I don’t know if anyone else is like me, but I love refrigerator magnets!  Ok, it is not the magnet itself that I am so in love with but the things I can hang on my fridge with the use of the magnet.   My refrigerator is like a mosaic of my life, and it is so danged beautiful!

I really love the people in my life, like really LOVE them.  Unfortunately, during this season of my life I am forced to be away from some of those who are nearest to my heart.  This can become very taxing on me.  What I have learned to do, in order to feel close to those important to me, is to surround myself by their love.  I may not be able to see them every day but I hold on to cards, pictures, notes, and other small things that remind me of my loved ones.  My refrigerator has become one of my major catch alls, to the point of being ridiculous. 

Last night I accidently knocked a whole bunch of magnets off of my fridge (after closing it with gusto).  So, I knelt down to pick everything up.   Reluctantly I started to scoop together all of these pieces of paper and cards into a pile.  I should pause here to say: I have been in sort of a bad mood lately…well, more of a selfish mood to be honest.  I have been throwing a little bit of a pity party for myself ( I know, I do that a lot).  I have been immensely tired since I finished my qualifying exams and due to large projects in the lab and all of the other craziness that makes up life I have been really needing a break.  I really need a trip out of Lubbock and west Texas, and fast.  Anyways, I have slipped into some negative thinking and a little bit of a negative attitude as of late.  So, the collapse of my refrigerator magnets couldn’t have come at a better time.  God is just so danged cute!  He’s just a cute man!

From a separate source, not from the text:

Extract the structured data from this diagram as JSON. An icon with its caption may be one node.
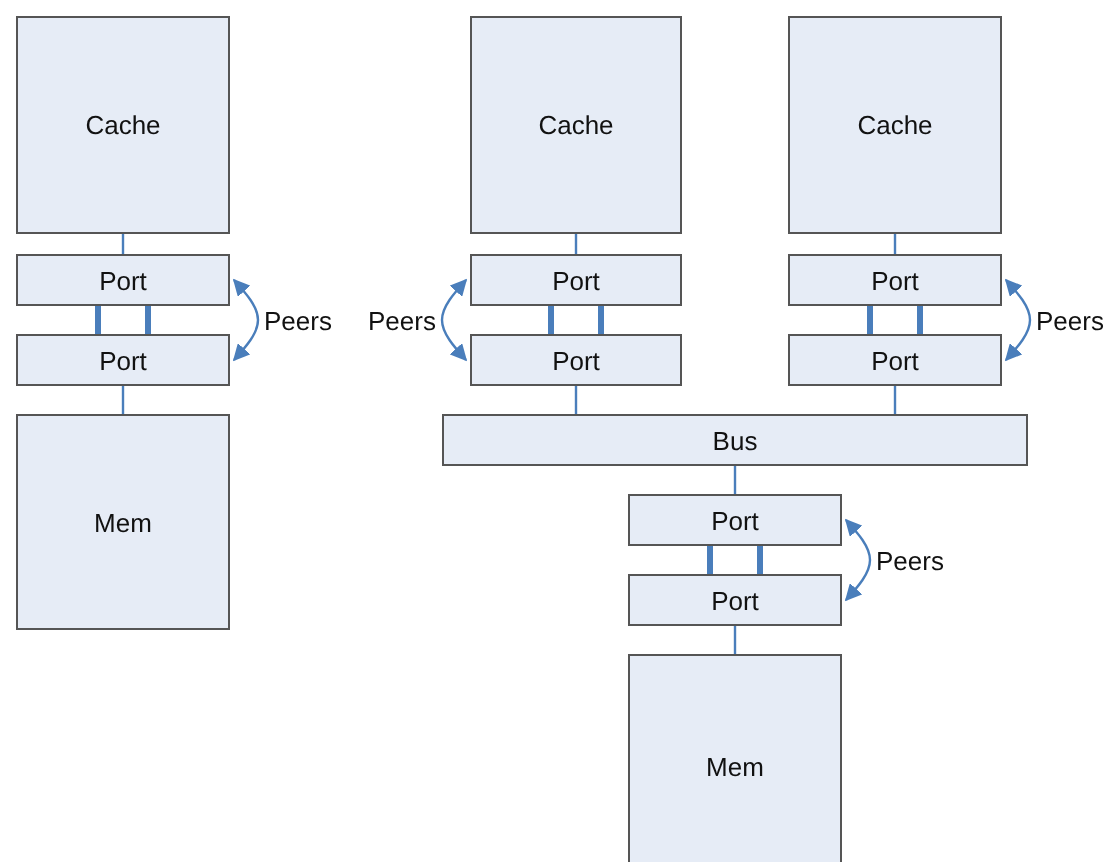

SO, there I was piling together these items that belong on my fridge, and I decided that maybe I should take some of them down… seeing how it was obvious the magnets had become overwhelmed.  I began to sift.  Before I knew it I had spent over an hour sitting Indian style on my kitchen floor looking at pictures, reading cards and notes, and just immersing myself in the many lives that have so touched mine.   I just felt so darned blessed!  I have so many amazing people in my life and I love them all SO dearly.  I decided there was NO way I was taking anything down (in fact, I put more stuff up).   Out I headed, at 11:45 p.m., wearing hot pink shorts, a KSU sweater and Sperrys to Wal-mart so I could buy more magnets.  To be honest, I was dressed to impress at that hour at that particular store.

I am one of the biggest culprits of focusing on the things I am missing from my life, and I can really get to feeling neglected or cheated by life.  I guess sometimes you just need a little perspective.  We are all blessed in many different ways and focusing too much on another person’s blessings and not enough on your own is the fast track to self-proclaimed lack.  Trust me, I ride that express far too often. 


Today I woke up with new magnets, a new perspective, and a new attitude; thanks to some smiling faces, words of encouragement, out-of-date wedding reminders and birth announcements, and wishes for a happy New Year!  Thank you, to all of you, (and you know who you are) for being the magnets that decorate my life!  I love you so very much!